Celebrating World Hearing Day 2020

Many of the causes that lead to hearing loss are preventable. Particularly in children, in whom 60% of hearing loss can be prevented through public health strategies. Some interventions can be as straight forward as a timely treatment prescribed for an Acute Otitis Media. This is a painful infection of the middle ear, majorly in children, which if treated early with a simple antibiotic, can avoid serious complications, like the perforation of the eardrum, developing into a chronic otitis media or even death. Death may occur if the infection extends outside the middle ear into the brain cavity, causing meningitis or a brain abscess. Each year, 21,000 people die due to complications of otitis media, the majority of them are children under 4 years of age living in low- and middle- income countries.

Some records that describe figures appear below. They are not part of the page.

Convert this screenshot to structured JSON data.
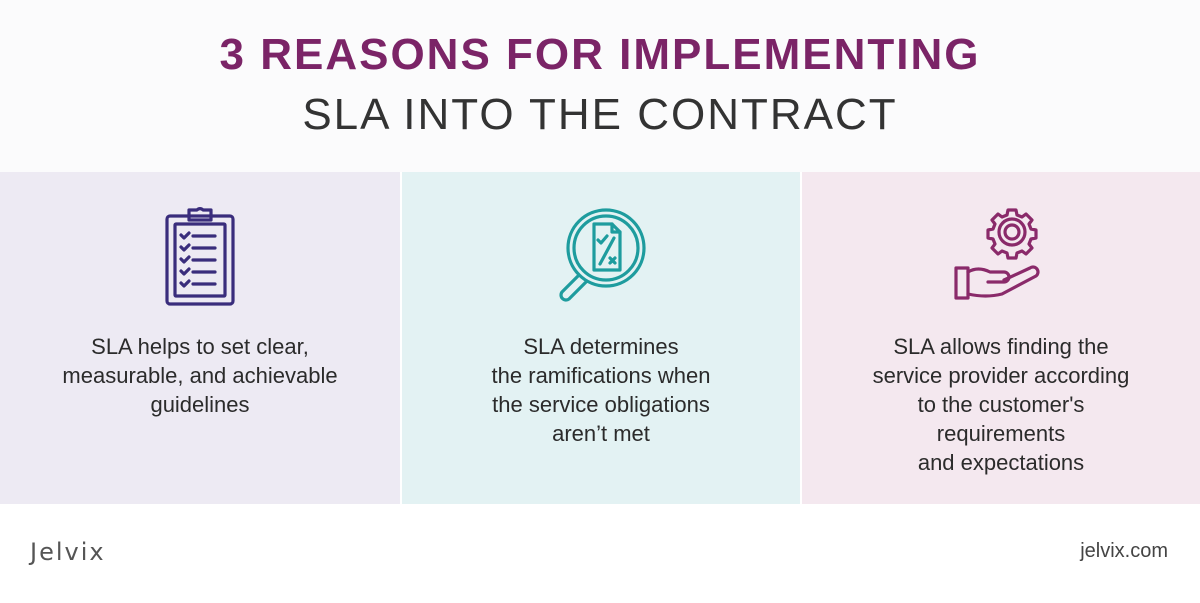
{
  "header": {
    "title_line1": "3 REASONS FOR IMPLEMENTING",
    "title_line2": "SLA INTO THE CONTRACT"
  },
  "colors": {
    "accent_purple": "#7b2467",
    "icon_navy": "#3a2d7c",
    "icon_teal": "#1e9c9e",
    "icon_plum": "#8a2a6a",
    "panel_1_bg": "#edeaf3",
    "panel_2_bg": "#e3f2f3",
    "panel_3_bg": "#f4e8ef"
  },
  "panels": [
    {
      "icon": "clipboard-checklist-icon",
      "text": "SLA helps to set clear,\nmeasurable, and achievable\nguidelines"
    },
    {
      "icon": "magnifier-document-icon",
      "text": "SLA determines\nthe ramifications when\nthe service obligations\naren’t met"
    },
    {
      "icon": "gear-on-hand-icon",
      "text": "SLA allows finding the\nservice provider according\nto the customer's\nrequirements\nand expectations"
    }
  ],
  "footer": {
    "logo": "Jelvix",
    "site": "jelvix.com"
  }
}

Hearing care and hearing loss were highlighted as a public health issue with the adoption of the resolution (WHA70.13) on prevention of deafness and hearing loss during the World Health Assembly in 2017. This resolution calls upon WHO and its Member States to undertake advocacy through World Hearing Day on 3rd March and, taking into consideration their own circumstances, to address key topics through national programmes and strategic plans.

cbm key interventions in hearing care

cbm and partners can, and already do, contribute to strengthening EHC by:

  • supporting partners alongside their national governments towards integrating strategies for EHC within the framework of their primary health care systems;
  • collecting high-quality population-based data on ear diseases and hearing loss in order to develop evidence-based strategies and policies;
  • establishing suitable training programmes for the development of human resources in the field of EHC;
  • contributing towards ensuring the highest possible vaccination coverage against rubella, measles, mumps and meningitis, in accordance with national priorities;
  • collaborating to develop, implement and monitor screening programmes for early identification of ear diseases, and hearing loss in high-risk populations
  • improving access to affordable, cost-effective, high-quality, assistive hearing technologies and products, including hearing aids and other assistive devices;
  • advocating to develop and implement regulations for the control of noise in occupational settings, at entertainment venues and through personal audio systems, as well as for the control of medicines which may damage hearing
  • improving access to a variety of ways of communicating through promoting alternative methods of communication, such as sign language and captioning;
  • working towards the attainment of Sustainable Development Goal 3 (Ensure healthy lives and promote well-being for all at all ages) and Goal 4 (Ensure inclusive and equitable quality education and promote lifelong learning opportunities for all) in the 2030 Agenda for Sustainable Development, with special reference to people with hearing loss.